2011-08-05 "The Decade of Lost Children" by CHARLES M. BLOW from "New York Times" newspaper
[http://www.nytimes.com/2011/08/06/opinion/the-decade-of-lost-children.html]
One of the greatest casualties of the great recession may well be a decade of lost children.
According to “The State of America’s Children 2011,” a report issued last month by the Children’s Defense Fund, the impact of the recession on children’s well-being has been catastrophic.
Here is just a handful of the findings:
• The number of children living in poverty has increased by four million since 2000, and the number of children who fell into poverty between 2008 and 2009 was the largest single-year increase ever recorded.
• The number of homeless children in public schools increased 41 percent between the 2006-7 and 2008-9 school years.

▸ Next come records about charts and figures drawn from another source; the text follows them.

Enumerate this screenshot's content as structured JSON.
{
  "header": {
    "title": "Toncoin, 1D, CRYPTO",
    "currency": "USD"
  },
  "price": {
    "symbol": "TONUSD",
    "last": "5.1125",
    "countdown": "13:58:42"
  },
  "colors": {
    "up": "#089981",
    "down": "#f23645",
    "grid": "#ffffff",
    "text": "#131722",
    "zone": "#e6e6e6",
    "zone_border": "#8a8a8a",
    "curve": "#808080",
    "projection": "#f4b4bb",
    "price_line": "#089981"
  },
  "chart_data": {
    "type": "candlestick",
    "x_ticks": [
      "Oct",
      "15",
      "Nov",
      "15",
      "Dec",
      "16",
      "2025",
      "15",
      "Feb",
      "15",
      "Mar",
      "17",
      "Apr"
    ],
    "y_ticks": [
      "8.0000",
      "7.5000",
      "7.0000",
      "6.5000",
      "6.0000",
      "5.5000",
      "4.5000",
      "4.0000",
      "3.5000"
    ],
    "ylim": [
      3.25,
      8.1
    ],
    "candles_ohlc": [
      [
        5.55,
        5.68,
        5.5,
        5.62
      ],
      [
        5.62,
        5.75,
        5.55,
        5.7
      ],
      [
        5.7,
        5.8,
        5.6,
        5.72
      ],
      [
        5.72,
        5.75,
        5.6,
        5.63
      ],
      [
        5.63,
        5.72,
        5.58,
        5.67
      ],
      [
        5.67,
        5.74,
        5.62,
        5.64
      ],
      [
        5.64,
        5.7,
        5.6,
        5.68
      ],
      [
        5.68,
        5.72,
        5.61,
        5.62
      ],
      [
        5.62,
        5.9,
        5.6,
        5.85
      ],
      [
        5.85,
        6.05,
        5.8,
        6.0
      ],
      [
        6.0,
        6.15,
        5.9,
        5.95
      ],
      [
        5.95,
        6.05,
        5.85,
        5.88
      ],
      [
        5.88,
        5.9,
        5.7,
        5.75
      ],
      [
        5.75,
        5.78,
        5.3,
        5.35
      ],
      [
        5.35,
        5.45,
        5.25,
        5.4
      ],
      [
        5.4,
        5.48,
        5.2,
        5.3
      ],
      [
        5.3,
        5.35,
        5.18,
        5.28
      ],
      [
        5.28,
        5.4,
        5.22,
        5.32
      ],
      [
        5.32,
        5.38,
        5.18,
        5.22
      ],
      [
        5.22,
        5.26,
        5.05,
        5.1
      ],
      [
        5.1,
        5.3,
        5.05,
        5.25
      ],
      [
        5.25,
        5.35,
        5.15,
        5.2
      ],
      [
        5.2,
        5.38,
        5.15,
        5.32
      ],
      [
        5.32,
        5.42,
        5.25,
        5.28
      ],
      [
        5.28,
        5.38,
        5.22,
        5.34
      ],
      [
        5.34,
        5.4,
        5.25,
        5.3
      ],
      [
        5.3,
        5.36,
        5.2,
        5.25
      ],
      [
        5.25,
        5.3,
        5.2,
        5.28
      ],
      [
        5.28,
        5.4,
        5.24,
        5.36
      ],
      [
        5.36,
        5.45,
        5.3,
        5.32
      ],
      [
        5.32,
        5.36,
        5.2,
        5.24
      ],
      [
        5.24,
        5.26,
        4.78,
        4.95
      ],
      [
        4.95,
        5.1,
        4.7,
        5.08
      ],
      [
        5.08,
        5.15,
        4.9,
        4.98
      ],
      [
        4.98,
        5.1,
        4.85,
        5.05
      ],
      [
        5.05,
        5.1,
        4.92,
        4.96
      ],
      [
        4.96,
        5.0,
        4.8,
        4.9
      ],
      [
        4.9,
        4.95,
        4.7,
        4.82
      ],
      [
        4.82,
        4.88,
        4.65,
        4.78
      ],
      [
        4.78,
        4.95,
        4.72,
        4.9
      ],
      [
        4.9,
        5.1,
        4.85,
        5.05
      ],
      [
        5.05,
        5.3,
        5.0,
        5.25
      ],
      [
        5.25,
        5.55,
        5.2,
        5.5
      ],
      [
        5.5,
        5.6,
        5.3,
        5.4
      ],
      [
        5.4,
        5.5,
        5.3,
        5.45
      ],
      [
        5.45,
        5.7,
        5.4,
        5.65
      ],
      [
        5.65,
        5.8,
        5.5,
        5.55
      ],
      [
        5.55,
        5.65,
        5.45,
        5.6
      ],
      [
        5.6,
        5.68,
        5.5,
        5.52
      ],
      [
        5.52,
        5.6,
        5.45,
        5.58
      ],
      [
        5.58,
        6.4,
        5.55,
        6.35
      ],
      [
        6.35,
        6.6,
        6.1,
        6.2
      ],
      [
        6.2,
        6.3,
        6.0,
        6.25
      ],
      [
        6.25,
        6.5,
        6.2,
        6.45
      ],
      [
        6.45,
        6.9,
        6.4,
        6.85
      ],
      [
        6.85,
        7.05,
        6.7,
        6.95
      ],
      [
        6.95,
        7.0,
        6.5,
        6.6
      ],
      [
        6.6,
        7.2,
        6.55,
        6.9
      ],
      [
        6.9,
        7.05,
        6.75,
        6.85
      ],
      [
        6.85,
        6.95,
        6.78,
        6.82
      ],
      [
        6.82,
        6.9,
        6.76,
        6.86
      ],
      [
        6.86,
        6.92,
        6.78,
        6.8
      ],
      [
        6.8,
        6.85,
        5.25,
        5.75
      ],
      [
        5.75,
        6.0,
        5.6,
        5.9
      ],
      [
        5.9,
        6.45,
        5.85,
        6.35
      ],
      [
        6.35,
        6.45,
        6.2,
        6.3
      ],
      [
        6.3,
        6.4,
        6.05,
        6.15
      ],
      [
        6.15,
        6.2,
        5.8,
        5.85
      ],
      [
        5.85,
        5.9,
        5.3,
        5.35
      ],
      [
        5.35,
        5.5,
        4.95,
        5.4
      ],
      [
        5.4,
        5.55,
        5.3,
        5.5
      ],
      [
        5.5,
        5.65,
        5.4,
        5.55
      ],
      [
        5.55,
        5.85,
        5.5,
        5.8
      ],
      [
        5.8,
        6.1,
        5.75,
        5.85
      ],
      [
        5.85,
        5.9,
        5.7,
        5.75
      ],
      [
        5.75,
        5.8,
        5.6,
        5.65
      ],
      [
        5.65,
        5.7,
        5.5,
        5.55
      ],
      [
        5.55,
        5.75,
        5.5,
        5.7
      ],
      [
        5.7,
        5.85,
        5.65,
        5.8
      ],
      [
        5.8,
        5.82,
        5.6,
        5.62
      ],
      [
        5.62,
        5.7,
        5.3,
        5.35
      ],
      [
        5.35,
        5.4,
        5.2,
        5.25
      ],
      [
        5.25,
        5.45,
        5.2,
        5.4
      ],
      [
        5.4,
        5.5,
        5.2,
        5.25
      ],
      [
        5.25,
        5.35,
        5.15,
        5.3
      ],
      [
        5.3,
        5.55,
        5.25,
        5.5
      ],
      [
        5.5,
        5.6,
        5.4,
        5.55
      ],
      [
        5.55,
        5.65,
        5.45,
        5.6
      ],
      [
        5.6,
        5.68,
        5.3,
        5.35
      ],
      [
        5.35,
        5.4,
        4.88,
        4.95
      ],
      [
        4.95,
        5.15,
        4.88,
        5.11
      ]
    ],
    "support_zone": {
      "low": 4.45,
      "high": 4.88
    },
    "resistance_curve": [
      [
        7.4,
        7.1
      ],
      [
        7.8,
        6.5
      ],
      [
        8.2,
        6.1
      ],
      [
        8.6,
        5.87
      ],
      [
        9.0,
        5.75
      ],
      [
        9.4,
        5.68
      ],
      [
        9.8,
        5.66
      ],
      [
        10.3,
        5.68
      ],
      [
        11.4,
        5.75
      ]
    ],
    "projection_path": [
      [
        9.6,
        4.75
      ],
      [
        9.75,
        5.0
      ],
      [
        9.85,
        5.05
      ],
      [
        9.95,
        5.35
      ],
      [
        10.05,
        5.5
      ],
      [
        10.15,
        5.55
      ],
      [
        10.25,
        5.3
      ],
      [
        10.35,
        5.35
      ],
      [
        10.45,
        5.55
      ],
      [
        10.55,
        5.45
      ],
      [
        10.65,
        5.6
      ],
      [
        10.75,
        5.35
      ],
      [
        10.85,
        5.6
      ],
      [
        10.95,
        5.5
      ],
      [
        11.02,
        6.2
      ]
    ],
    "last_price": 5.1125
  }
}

• In 2009, an average of 15.6 million children received food stamps monthly, a 65 percent increase over 10 years.
• A majority of children in all racial groups and 79 percent or more of black and Hispanic children in public schools cannot read or do math at grade level in the fourth, eighth or 12th grades.
• The annual cost of center-based child care for a 4-year-old is more than the annual in-state tuition at a public four-year college in 33 states and the District of Columbia.
Grim data, indeed. And there is no sign that things will get better anytime soon.
As a report issued last week by the nonpartisan Center on Budget and Policy Priorities points out: “Of the 47 states with newly enacted budgets, 38 or more states are making deep, identifiable cuts in K-12 education, higher education, health care, or other key areas in their budgets for fiscal year 2012. Even as states face rising numbers of children enrolled in public schools, students enrolled in universities, and seniors eligible for services, the vast majority of states (37 of 44 states for which data are available) plan to spend less on services in 2012 than they spent in 2008 — in some cases, much less. These cuts will slow the nation’s economic recovery and undermine efforts to create jobs over the next year.”
We risk the creation of an engorged generational underclass born of a culture that has less income equality and fewer prospects for mobility than the previous generation.
It’s hard to see how we emerge from this downturn and its tumult a stronger nation if we allow vast swatches of our children to be lost. My fear is that we may not.